The extra coding is what I was talking about and apparently didn't work. The issue was really bad leaving work today but holding the button and giving a little rev does the trick... I really an curious what causes this.
Having played around with EFI systems like MegaSquirt as well as some other EFI systems - OEM, piggyback and standalone - my guess is that the PCIII isn't capable of sending a signal to the Honda ECU that's within the values the cylinder temp sensor would normally produce at those temperatures. That's the usual source of failure with piggybacks and cold starts, anyway.
Or, to be more precise, what the coolant temperature sensor is reporting is not what the PC III is passing along to the Honda ECU. That's how the PowerCommander works - it spoofs the inputs the Honda ECU would normally get and alters them to get the ECU to change its fuelling. In this case, it takes the voltage sent to it from the coolant temp sensor, looks at it and instead of sending the same voltage to the Honda ECU's input port, it sends the closest thing it can at start. Which isn't enough, or is wrong in some other fashion.
One interesting investigation to find out how it's broken is for someone with a PCIII-equipped bike that won't cold start to check the voltage at the coolant temp sensor and then check the voltage at the input port on the Honda ECU and see how they're different.
Every 919 has it stock, as proven by the dynos. It's there, see for yourself.
Can't comment on the Megasquirt, never heard of it. Can you share more info please?
Click the link I added to the post. Megasquirt is an open-source standalone EFI solution - I've been working with MS projects for years and years now.
And as for "OMG dynos," let me post this about my other bike regarding how dyno charts don't always track with how the vehicle feels.
First, the 700's dyno sheet, as carried in a period publication:
Please note the powerband graphs and the power drops, much like its later 919 descendant.
Second, a review from another publication (just so you know I'm not the only one saying this.)
Now comes the surprise: On the road, the Nighthawk's lumpy power delivery smooths out, the engine feeling stronger in the basement than the dyno numbers indicate.
Dynos don't tell the whole story. As a practical matter, both my 700 and 919 don't seem to bog or drop accel like their dyno sheets indicate they should.

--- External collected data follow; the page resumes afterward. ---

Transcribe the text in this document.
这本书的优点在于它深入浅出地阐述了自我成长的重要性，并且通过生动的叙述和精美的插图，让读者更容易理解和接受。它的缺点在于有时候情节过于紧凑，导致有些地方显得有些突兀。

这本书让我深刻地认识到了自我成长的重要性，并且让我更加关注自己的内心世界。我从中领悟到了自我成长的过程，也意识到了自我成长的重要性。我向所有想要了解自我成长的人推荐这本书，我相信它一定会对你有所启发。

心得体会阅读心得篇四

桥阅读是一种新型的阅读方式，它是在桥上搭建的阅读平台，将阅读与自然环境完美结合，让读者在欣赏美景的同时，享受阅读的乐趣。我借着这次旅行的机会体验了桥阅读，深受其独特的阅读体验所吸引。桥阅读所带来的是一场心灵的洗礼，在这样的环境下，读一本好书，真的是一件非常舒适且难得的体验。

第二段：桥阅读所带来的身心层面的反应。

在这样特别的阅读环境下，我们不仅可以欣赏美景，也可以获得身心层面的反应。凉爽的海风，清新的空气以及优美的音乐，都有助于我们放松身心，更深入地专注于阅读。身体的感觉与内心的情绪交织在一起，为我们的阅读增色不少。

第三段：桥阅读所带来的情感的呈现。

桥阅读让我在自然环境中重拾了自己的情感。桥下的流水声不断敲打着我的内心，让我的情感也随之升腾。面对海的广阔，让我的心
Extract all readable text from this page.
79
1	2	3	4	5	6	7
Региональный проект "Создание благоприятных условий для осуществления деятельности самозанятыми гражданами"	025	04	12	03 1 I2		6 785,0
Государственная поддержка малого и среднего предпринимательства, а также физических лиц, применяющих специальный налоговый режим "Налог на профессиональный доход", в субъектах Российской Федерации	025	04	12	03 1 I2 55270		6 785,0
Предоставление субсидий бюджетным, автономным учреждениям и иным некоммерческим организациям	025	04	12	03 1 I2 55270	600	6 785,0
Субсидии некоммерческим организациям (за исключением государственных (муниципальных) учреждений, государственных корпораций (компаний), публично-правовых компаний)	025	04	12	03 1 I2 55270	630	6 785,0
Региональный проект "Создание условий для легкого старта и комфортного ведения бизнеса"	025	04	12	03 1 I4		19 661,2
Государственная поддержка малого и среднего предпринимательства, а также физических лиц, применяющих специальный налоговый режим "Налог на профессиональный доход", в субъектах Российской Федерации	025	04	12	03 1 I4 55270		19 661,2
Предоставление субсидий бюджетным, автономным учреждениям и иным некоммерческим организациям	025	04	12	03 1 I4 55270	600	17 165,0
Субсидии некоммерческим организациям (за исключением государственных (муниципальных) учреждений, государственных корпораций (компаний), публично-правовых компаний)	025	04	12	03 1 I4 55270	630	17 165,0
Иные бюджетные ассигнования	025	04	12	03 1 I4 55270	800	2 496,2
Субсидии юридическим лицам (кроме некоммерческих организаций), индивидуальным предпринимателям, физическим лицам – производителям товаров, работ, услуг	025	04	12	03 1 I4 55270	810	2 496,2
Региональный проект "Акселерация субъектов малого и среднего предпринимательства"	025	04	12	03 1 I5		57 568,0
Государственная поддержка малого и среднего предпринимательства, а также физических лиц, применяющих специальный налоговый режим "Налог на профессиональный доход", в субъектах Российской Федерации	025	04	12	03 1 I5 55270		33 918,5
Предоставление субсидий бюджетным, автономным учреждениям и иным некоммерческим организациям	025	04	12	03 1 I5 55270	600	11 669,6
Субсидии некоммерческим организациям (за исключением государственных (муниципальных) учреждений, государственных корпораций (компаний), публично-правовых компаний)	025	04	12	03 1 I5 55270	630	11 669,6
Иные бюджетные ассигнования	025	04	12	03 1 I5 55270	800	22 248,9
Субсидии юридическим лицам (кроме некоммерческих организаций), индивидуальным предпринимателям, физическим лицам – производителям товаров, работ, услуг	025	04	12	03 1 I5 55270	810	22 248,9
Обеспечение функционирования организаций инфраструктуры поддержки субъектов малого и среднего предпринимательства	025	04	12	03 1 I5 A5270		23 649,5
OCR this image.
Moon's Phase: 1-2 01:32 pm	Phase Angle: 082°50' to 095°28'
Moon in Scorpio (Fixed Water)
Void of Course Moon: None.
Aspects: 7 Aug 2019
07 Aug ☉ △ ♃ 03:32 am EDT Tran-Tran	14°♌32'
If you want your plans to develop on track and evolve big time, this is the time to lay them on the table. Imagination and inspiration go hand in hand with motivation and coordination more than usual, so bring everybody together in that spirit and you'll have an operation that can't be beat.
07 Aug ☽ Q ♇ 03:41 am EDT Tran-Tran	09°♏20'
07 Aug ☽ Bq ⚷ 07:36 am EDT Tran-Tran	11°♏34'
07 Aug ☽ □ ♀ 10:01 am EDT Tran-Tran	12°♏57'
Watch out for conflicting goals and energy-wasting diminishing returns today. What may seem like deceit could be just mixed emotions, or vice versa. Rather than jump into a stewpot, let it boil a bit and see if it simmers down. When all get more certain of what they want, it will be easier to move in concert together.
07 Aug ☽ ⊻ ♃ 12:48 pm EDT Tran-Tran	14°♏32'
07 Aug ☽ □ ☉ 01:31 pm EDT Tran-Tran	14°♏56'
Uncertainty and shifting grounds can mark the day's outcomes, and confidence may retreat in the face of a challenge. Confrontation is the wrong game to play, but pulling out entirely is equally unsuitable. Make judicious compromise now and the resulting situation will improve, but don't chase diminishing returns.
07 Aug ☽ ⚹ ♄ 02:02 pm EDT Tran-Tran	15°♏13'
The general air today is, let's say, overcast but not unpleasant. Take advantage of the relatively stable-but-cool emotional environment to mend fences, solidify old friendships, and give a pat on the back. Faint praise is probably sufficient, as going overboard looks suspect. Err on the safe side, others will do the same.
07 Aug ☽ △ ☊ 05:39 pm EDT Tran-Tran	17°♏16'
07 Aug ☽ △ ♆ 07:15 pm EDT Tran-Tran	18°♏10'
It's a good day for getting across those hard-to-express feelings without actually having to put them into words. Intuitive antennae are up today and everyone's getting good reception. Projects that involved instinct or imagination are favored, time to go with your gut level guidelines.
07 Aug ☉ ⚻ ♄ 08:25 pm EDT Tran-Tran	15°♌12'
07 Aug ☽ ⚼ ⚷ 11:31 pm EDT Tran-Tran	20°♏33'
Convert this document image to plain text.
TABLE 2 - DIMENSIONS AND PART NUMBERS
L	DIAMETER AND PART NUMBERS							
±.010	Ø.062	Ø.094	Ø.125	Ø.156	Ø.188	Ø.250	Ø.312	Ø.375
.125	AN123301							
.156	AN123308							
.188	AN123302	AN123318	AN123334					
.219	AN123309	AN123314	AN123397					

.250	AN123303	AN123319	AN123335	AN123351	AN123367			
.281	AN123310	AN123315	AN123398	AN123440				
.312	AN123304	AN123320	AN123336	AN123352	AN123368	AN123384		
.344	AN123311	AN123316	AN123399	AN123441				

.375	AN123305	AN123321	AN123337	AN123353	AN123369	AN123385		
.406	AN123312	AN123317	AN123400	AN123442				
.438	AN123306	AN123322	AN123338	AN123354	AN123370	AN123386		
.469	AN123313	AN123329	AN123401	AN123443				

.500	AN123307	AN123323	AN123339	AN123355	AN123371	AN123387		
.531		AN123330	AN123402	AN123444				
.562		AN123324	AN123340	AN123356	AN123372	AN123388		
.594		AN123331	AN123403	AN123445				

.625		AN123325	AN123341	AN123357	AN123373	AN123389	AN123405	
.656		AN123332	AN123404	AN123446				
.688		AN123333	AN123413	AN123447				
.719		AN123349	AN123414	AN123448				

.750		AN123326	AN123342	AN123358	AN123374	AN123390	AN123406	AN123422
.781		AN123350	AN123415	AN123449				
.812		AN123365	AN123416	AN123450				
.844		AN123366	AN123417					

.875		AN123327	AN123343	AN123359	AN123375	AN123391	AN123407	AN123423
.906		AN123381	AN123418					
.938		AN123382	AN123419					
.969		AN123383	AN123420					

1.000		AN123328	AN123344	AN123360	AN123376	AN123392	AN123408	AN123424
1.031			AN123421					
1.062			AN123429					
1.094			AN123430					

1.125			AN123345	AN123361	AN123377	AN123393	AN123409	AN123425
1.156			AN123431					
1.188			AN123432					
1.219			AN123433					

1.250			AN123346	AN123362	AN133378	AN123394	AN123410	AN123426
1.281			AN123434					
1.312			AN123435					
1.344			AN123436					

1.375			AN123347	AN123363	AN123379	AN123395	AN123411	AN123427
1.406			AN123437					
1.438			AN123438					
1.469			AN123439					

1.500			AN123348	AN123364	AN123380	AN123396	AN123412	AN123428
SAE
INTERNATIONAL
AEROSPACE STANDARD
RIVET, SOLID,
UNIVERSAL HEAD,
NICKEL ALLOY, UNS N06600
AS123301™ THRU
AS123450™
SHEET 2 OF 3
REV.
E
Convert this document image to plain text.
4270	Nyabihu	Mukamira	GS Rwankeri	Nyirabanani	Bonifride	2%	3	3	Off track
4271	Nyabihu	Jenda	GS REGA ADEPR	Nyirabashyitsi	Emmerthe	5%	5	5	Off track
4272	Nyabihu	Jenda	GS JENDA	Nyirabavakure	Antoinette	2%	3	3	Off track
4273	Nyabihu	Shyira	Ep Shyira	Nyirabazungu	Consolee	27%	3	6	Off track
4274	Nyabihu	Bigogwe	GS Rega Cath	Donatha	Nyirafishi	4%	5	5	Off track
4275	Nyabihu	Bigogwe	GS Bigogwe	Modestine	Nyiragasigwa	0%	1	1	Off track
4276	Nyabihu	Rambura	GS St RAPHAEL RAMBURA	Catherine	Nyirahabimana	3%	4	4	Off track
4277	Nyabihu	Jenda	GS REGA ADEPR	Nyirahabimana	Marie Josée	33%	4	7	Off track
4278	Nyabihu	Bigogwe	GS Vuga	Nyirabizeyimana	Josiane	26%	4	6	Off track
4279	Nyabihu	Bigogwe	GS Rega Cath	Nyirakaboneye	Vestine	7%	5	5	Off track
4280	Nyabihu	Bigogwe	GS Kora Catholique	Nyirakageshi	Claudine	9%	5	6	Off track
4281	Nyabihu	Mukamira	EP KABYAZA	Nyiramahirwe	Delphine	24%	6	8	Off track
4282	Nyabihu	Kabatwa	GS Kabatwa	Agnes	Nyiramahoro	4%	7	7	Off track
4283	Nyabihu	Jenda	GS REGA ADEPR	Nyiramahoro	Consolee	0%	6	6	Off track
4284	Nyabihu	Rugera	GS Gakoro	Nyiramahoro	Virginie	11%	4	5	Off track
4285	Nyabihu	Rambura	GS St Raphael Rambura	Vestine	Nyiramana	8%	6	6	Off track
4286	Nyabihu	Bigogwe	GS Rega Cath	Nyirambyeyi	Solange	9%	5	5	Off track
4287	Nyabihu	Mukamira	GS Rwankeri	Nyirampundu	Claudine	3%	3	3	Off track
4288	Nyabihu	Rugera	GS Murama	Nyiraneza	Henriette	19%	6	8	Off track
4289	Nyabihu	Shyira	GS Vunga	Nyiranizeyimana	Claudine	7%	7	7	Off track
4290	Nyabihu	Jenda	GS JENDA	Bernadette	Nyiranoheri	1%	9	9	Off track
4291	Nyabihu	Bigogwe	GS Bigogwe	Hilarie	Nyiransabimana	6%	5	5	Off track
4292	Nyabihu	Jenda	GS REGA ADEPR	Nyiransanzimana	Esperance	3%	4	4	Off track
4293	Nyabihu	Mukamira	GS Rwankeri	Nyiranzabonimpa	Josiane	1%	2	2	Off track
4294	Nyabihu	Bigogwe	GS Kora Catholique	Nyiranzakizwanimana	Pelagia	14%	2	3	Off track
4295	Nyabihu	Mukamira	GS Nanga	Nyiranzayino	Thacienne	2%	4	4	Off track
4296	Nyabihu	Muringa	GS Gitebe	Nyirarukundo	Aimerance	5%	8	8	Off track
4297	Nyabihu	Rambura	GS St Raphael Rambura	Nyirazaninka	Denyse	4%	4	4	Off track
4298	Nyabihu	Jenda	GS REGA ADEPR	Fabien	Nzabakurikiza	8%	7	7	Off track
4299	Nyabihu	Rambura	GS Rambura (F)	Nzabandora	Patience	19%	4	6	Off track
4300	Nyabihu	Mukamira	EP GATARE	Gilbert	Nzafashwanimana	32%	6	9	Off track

It's just one continuous push (and in the case of the 700, a sudden hard - for the era - rush as it gets on the cam at ~8500) not a staggering on-off-on accel. So I'm not seeing the practical need for the FailMander to 'fix' power delivery that doesn't seem to be broken. Keep in mind I have stock pipes on both, which may have more than a little to do with it. Change your exhaust and your mileage not only can but will vary.
Shit throttle response below 3K is not something I'm seeing as a practical matter either. I can and do sneak up on pedestrians at low speeds and low revs as well as trundle along in heavy traffic. I also regularly have to evade idiots by ripping the throttle open at low revs to rocket out of the way. I am not seeing problems with throttle response *or* precise throttle metering/modulation with my bike. Again, doesn't seem to be broken, why 'fix' it?